A troca de dados ocorre diretamente entre o produtor (Provedor de Serviços) e o consumidor (Consumidor de Serviços) através de seus respectivos Security Servers.

  1. Cadastro de Membros: O ingresso em um ecossistema X-Road envolve um processo de cadastro. A identidade de cada organização e ponto de acesso técnico é verificada usando certificados emitidos por uma CA confiável.
  2. Publicação de Serviço: O Provedor de Serviço cadastra o serviço em seu Security Server. Como explicado na seção anterior, o serviço em si é hospedado na infraestrutura do provedor, precisando apenas ser acessível pelo Security Server, e não necessariamente exposto à Internet pública.
  3. Invocação: O Consumidor de Serviço realiza a invocação do serviço no seu Security Server local, que encaminha a mensagem para o Provedor.

Mecanismos de Segurança

A segurança é central no X-Road, garantindo a integridade, confidencialidade e não repúdio dos dados.

  • Certificados: As organizações recebem certificados emitidos pela Autoridade Certificadora (CA) durante o cadastro.
  • Canal Seguro: Os Security Servers trocam mensagens entre si com sigilo e autenticação através de um canal seguro.
  • Autenticação (TLS e Header): A autenticação do serviço combina dois meios: um Certificado para fechar o canal TLS mútuo e a Identificação no Header da requisição.
    • Os Headers obrigatórios incluem UXP-Client (identificando o Proprietário e o Subsistema Consumidor) e UXP-Service (identificando o Proprietário, o Subsistema Provedor, e a informação e versão do serviço).
  • Não Repúdio e Auditoria: O time-stamping (marcação de tempo) e as assinaturas digitais são usados em conjunto para garantir o não repúdio dos dados enviados. Todos os registros de troca de dados podem ser usados como evidência em procedimentos legais.
  • Registro de Auditoria: Toda evidência sobre a troca de dados é armazenada localmente pelos atores (Provedor e Consumidor), e nenhum terceiro tem acesso aos dados. Toda requisição entre Security Servers gera um registro no Verifier e no Directory.

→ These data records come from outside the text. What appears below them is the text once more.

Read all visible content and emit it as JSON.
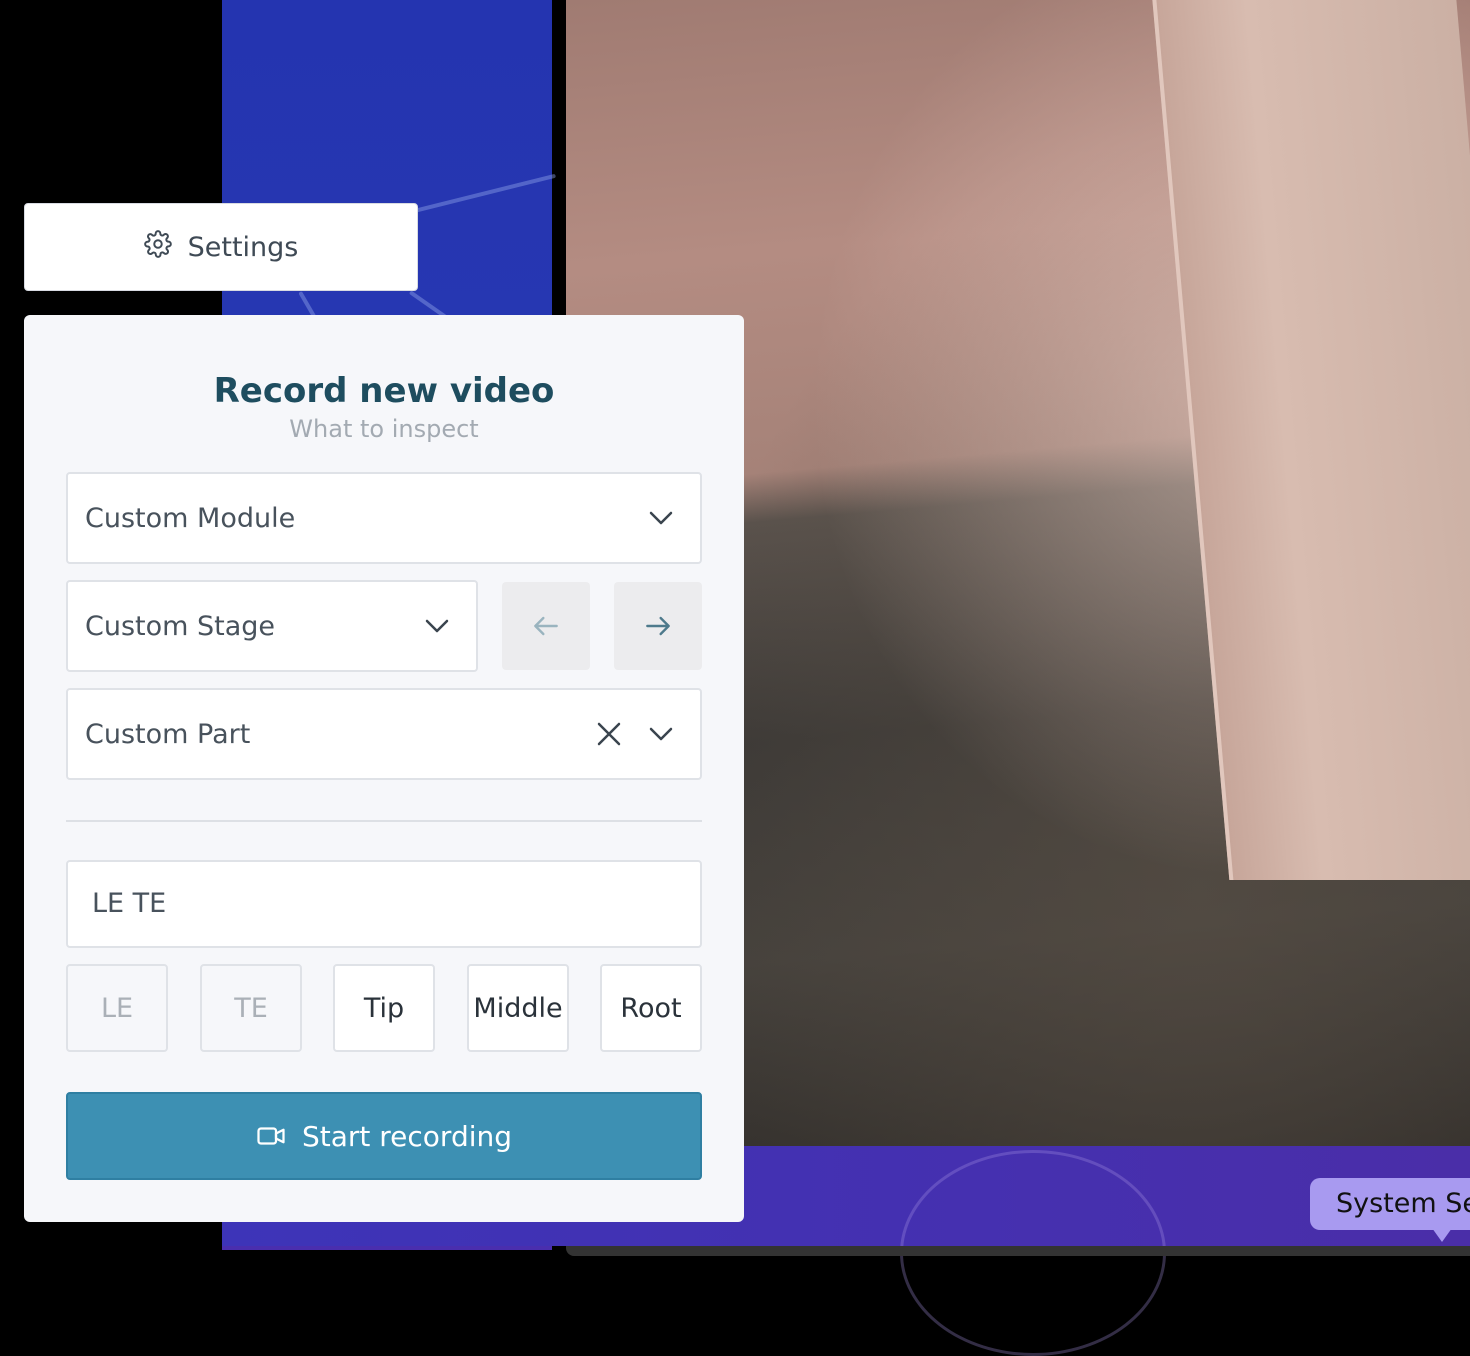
{
  "settings": {
    "label": "Settings",
    "icon": "gear-icon"
  },
  "panel": {
    "title": "Record new video",
    "subtitle": "What to inspect",
    "module_select": {
      "value": "Custom Module",
      "icon": "chevron-down-icon"
    },
    "stage_select": {
      "value": "Custom Stage",
      "icon": "chevron-down-icon"
    },
    "prev_icon": "arrow-left-icon",
    "next_icon": "arrow-right-icon",
    "part_select": {
      "value": "Custom Part",
      "clear_icon": "close-icon",
      "icon": "chevron-down-icon"
    },
    "tags_input": {
      "value": "LE TE"
    },
    "chips": [
      {
        "label": "LE",
        "selected": true
      },
      {
        "label": "TE",
        "selected": true
      },
      {
        "label": "Tip",
        "selected": false
      },
      {
        "label": "Middle",
        "selected": false
      },
      {
        "label": "Root",
        "selected": false
      }
    ],
    "start_button": {
      "label": "Start recording",
      "icon": "video-camera-icon"
    }
  },
  "tooltip": {
    "text": "System Se"
  },
  "colors": {
    "title": "#1e4d5f",
    "accent": "#3d90b3",
    "background_blue": "#2434b0",
    "tooltip": "#a89af0"
  }
}
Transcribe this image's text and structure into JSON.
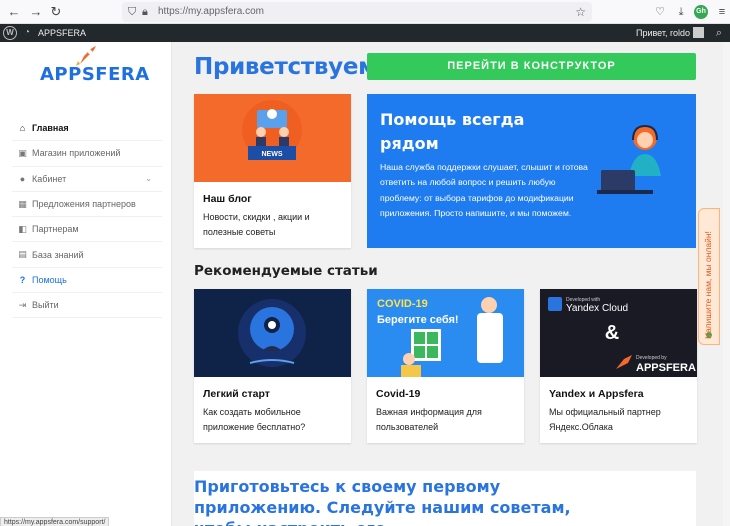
{
  "browser": {
    "url": "https://my.appsfera.com",
    "back_icon": "arrow-left",
    "forward_icon": "arrow-right",
    "reload_icon": "reload",
    "ext_badge": "Gh",
    "status_url": "https://my.appsfera.com/support/"
  },
  "adminbar": {
    "site_name": "APPSFERA",
    "greeting": "Привет, roldo"
  },
  "sidebar": {
    "logo": "APPSFERA",
    "items": [
      {
        "label": "Главная",
        "icon": "home-icon"
      },
      {
        "label": "Магазин приложений",
        "icon": "store-icon"
      },
      {
        "label": "Кабинет",
        "icon": "user-icon"
      },
      {
        "label": "Предложения партнеров",
        "icon": "gift-icon"
      },
      {
        "label": "Партнерам",
        "icon": "handshake-icon"
      },
      {
        "label": "База знаний",
        "icon": "book-icon"
      },
      {
        "label": "Помощь",
        "icon": "question-icon"
      },
      {
        "label": "Выйти",
        "icon": "logout-icon"
      }
    ]
  },
  "main": {
    "title": "Приветствуем!",
    "cta": "ПЕРЕЙТИ В КОНСТРУКТОР",
    "blog": {
      "title": "Наш блог",
      "desc": "Новости, скидки , акции и полезные советы",
      "badge": "NEWS"
    },
    "help": {
      "title": "Помощь всегда рядом",
      "desc": "Наша служба поддержки слушает, слышит и готова ответить на любой вопрос и решить любую проблему: от выбора тарифов до модификации приложения. Просто напишите, и мы поможем."
    },
    "section_title": "Рекомендуемые статьи",
    "articles": [
      {
        "title": "Легкий старт",
        "desc": "Как создать мобильное приложение бесплатно?"
      },
      {
        "title": "Covid-19",
        "desc": "Важная информация для пользователей",
        "img_line1": "COVID-19",
        "img_line2": "Берегите себя!"
      },
      {
        "title": "Yandex и Appsfera",
        "desc": "Мы официальный партнер Яндекс.Облака",
        "img_dev": "Developed with",
        "img_yandex": "Yandex Cloud",
        "img_amp": "&",
        "img_devby": "Developed by",
        "img_appsfera": "APPSFERA"
      }
    ],
    "bottom_text": "Приготовьтесь к своему первому приложению. Следуйте нашим советам, чтобы настроить его."
  },
  "side_tab": "Напишите нам, мы онлайн!",
  "colors": {
    "accent": "#2a74e0",
    "cta": "#34c95b",
    "help_bg": "#1e7cf0",
    "blog_bg": "#f36a2b",
    "dark_card": "#0f2248"
  }
}
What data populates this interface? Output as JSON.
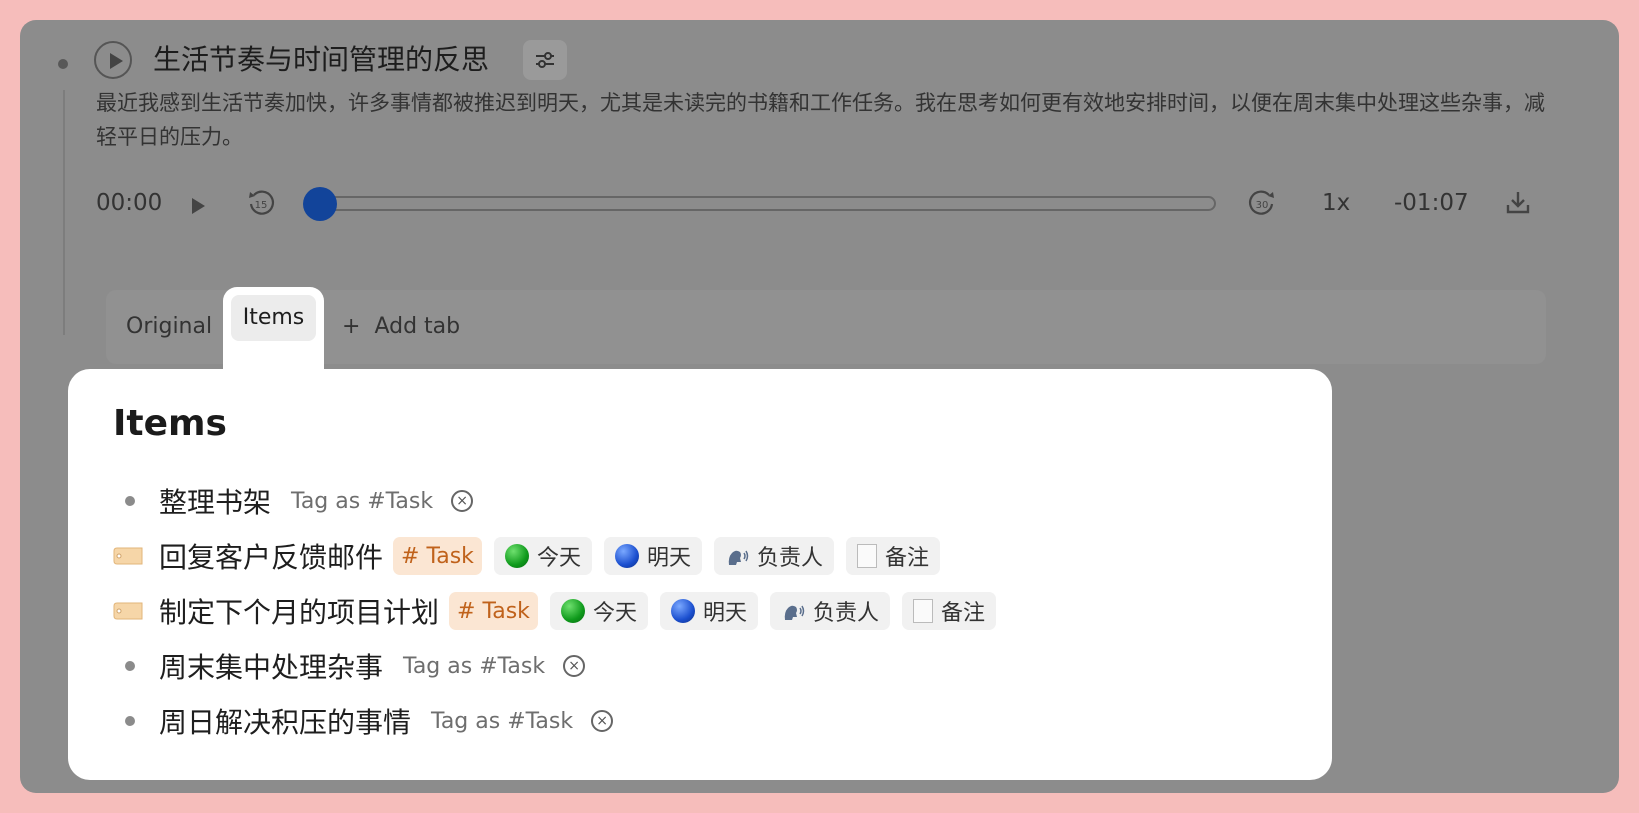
{
  "note": {
    "title": "生活节奏与时间管理的反思",
    "summary": "最近我感到生活节奏加快，许多事情都被推迟到明天，尤其是未读完的书籍和工作任务。我在思考如何更有效地安排时间，以便在周末集中处理这些杂事，减轻平日的压力。"
  },
  "player": {
    "current_time": "00:00",
    "rate": "1x",
    "remaining": "-01:07",
    "progress": 0
  },
  "tabs": {
    "original": "Original",
    "items": "Items",
    "add": "Add tab",
    "add_plus": "+"
  },
  "panel": {
    "title": "Items",
    "rows": [
      {
        "text": "整理书架",
        "tag_action": "Tag as #Task"
      },
      {
        "text": "回复客户反馈邮件",
        "task": "# Task",
        "today": "今天",
        "tomorrow": "明天",
        "owner": "负责人",
        "note": "备注"
      },
      {
        "text": "制定下个月的项目计划",
        "task": "# Task",
        "today": "今天",
        "tomorrow": "明天",
        "owner": "负责人",
        "note": "备注"
      },
      {
        "text": "周末集中处理杂事",
        "tag_action": "Tag as #Task"
      },
      {
        "text": "周日解决积压的事情",
        "tag_action": "Tag as #Task"
      }
    ]
  },
  "colors": {
    "accent": "#12449a",
    "task_chip": "#fbe6d3",
    "background": "#f6bdbb"
  }
}
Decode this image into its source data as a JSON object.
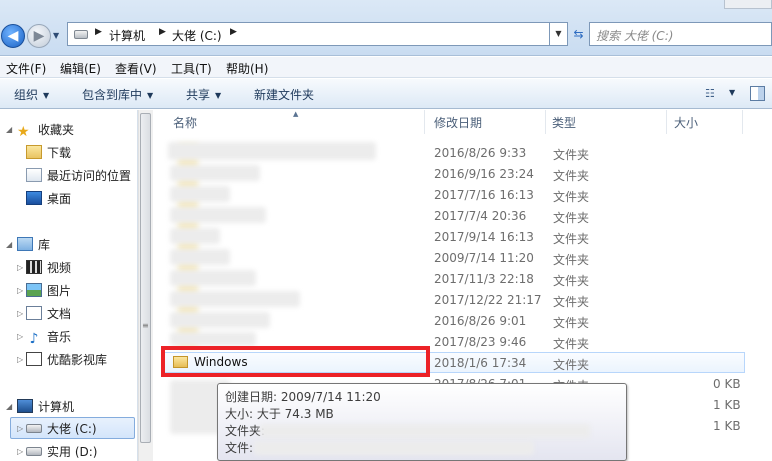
{
  "address": {
    "crumbs": [
      "计算机",
      "大佬 (C:)"
    ],
    "search_placeholder": "搜索 大佬 (C:)"
  },
  "menu": [
    "文件(F)",
    "编辑(E)",
    "查看(V)",
    "工具(T)",
    "帮助(H)"
  ],
  "toolbar": {
    "organize": "组织",
    "include_in_library": "包含到库中",
    "share": "共享",
    "new_folder": "新建文件夹"
  },
  "nav": {
    "favorites": "收藏夹",
    "downloads": "下载",
    "recent": "最近访问的位置",
    "desktop": "桌面",
    "libraries": "库",
    "videos": "视频",
    "pictures": "图片",
    "documents": "文档",
    "music": "音乐",
    "youku": "优酷影视库",
    "computer": "计算机",
    "drive_c": "大佬 (C:)",
    "drive_d": "实用 (D:)"
  },
  "columns": {
    "name": "名称",
    "modified": "修改日期",
    "type": "类型",
    "size": "大小"
  },
  "rows": [
    {
      "date": "2016/8/26 9:33",
      "type": "文件夹",
      "size": ""
    },
    {
      "date": "2016/9/16 23:24",
      "type": "文件夹",
      "size": ""
    },
    {
      "date": "2017/7/16 16:13",
      "type": "文件夹",
      "size": ""
    },
    {
      "date": "2017/7/4 20:36",
      "type": "文件夹",
      "size": ""
    },
    {
      "date": "2017/9/14 16:13",
      "type": "文件夹",
      "size": ""
    },
    {
      "date": "2009/7/14 11:20",
      "type": "文件夹",
      "size": ""
    },
    {
      "date": "2017/11/3 22:18",
      "type": "文件夹",
      "size": ""
    },
    {
      "date": "2017/12/22 21:17",
      "type": "文件夹",
      "size": ""
    },
    {
      "date": "2016/8/26 9:01",
      "type": "文件夹",
      "size": ""
    },
    {
      "date": "2017/8/23 9:46",
      "type": "文件夹",
      "size": ""
    },
    {
      "name": "Windows",
      "date": "2018/1/6 17:34",
      "type": "文件夹",
      "size": ""
    },
    {
      "date": "2017/8/26 7:01",
      "type": "文件夹",
      "size": "0 KB"
    },
    {
      "date": "",
      "type": "",
      "size": "1 KB"
    },
    {
      "date": "",
      "type": "",
      "size": "1 KB"
    }
  ],
  "tooltip": {
    "created": "创建日期: 2009/7/14 11:20",
    "size": "大小: 大于 74.3 MB",
    "folders": "文件夹:",
    "files": "文件:"
  }
}
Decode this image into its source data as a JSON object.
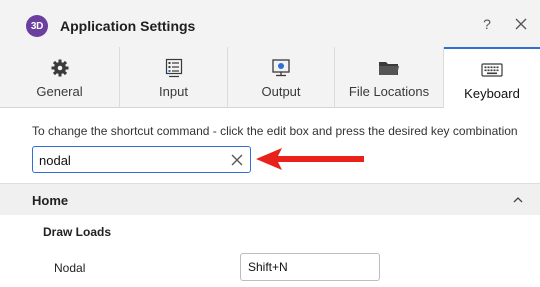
{
  "window": {
    "app_icon_text": "3D",
    "title": "Application Settings",
    "help_label": "?",
    "icons": {
      "app": "app-logo-icon",
      "close": "close-icon"
    }
  },
  "tabs": [
    {
      "label": "General",
      "icon": "gear-icon",
      "active": false
    },
    {
      "label": "Input",
      "icon": "input-list-icon",
      "active": false
    },
    {
      "label": "Output",
      "icon": "monitor-icon",
      "active": false
    },
    {
      "label": "File Locations",
      "icon": "folder-icon",
      "active": false
    },
    {
      "label": "Keyboard",
      "icon": "keyboard-icon",
      "active": true
    }
  ],
  "instruction": "To change the shortcut command - click the edit box and press the desired key combination",
  "search": {
    "value": "nodal",
    "clear_icon": "clear-icon"
  },
  "annotation": {
    "icon": "red-arrow-icon",
    "color": "#e8211a"
  },
  "section": {
    "title": "Home",
    "expanded": true,
    "icon": "chevron-up-icon"
  },
  "group": {
    "title": "Draw Loads"
  },
  "shortcut_row": {
    "label": "Nodal",
    "value": "Shift+N"
  },
  "colors": {
    "accent": "#2f6fd8",
    "app_icon": "#6b3fa0",
    "arrow": "#e8211a"
  }
}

Os serviços centrais são responsáveis pelos registros de entidades e também da criação e validação de certificados, através de um serviço OCSP. Como já mencionado, eles não atuam como intermediário na invocação de um serviço.

3. Serviços e Desempenho

  • Protocolos Suportados: O X-Road foi originalmente criado usando a pilha de web services SOAP/WSDL. Ao longo do tempo, ganhou suporte para a publicação de APIs REST pelas entidades participantes. Internamente, entretanto, seus serviços internos são implementados usando SOAP.
  • Extensibilidade e Gestão: O X-Road oferece uma interface gráfica em cada Security Server para a gestão de APIs. Ele possui funcionalidades de monitoramento e criação de relatórios operacionais e técnicos.
  • Desempenho: Em comparação com arquiteturas modernas baseadas em API Gateway como o Kong, o X-Road pode apresentar um desempenho inferior no tempo de resposta das invocações de serviços, o que pode ser atribuído à sobrecarga gerada por funcionalidades como a geração e armazenamento de registros de time-stamping. A arquitetura interna monolítica do X-Road, apesar das extensões adicionadas, também é citada como um fator limitante em comparação com soluções nativas de nuvem e microsserviços.